What is the quartile deviation? A. about $61, B. about $103, C. about $39, D. about $299, E. none of the above

ebaines · Aug 4, 2011, 09:26 AM

The quartile deviation is half the difference between the upper and lower quartiles in a distribution. So - estimate what the 15th and 45th person make, find the difference, and divide by 2. Post back what you get for an answer.

Jean Pearson · Aug 4, 2011, 11:52 AM

I guess I am having a brain freeze. I understand about using the 15th and 45the person, but I do not know how to estimate the 15th and 45th person using the grouped data. How do I do that?

ebaines · Aug 4, 2011, 12:17 PM

You can't get an exact answer, but you can "guestimate" it.

Note that the 15th person is the lowest paid person in the $200-$250 bucket. There are 19 people paid more than him, so he's probably pretty close to $200. A good guess might be 1/20th of the way between $200 and $250, or about $202. Similarly the 45th person is a bit above the middle of the $250 - $300 bucket. So make a guess, calculate the resulting quartile deviation, and see if you get an answer that's reasonably close to one of the choices. Hope this helps.

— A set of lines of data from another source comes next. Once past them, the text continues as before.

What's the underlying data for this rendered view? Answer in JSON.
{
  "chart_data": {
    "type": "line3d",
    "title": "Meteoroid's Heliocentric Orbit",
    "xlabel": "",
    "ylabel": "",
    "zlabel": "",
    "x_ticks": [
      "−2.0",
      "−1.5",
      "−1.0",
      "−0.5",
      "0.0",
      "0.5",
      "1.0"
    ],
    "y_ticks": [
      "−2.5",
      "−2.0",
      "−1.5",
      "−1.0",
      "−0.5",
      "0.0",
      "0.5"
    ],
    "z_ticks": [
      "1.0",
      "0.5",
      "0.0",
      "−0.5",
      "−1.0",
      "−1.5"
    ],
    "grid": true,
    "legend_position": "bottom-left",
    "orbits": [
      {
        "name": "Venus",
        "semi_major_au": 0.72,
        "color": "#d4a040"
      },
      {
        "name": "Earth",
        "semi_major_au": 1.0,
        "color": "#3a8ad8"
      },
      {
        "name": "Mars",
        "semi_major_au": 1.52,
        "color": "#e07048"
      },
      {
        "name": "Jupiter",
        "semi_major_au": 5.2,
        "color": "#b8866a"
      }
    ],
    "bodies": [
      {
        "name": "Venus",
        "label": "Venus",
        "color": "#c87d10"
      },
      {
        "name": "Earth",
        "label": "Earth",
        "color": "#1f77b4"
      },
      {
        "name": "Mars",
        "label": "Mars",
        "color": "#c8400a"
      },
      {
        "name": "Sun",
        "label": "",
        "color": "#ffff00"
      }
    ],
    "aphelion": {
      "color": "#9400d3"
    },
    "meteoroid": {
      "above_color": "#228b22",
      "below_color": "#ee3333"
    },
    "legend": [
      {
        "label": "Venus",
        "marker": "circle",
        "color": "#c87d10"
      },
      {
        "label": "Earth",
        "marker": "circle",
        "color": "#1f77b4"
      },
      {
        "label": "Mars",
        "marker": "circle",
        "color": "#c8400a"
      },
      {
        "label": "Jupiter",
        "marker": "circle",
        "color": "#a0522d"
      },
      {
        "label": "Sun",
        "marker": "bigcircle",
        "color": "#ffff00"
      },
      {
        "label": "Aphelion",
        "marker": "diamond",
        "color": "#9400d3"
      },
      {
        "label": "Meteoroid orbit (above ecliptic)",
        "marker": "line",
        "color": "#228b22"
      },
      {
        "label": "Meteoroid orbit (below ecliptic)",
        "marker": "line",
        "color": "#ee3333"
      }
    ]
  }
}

Jean Pearson · Aug 4, 2011, 12:19 PM

Ok. Using Excel, I got the quartiles as 187.50, 250, 312.50 and 400. If I take the first quartile of 187.50 and subtract it from the third quartile, I get 125. Divide that by 2 is 62.50. Is that correct?

ebaines · Aug 4, 2011, 12:36 PM

No - the first quartile is clearly greater than $200 and the third is less than $300. What function did you use in Excel, and how did you construct the data set?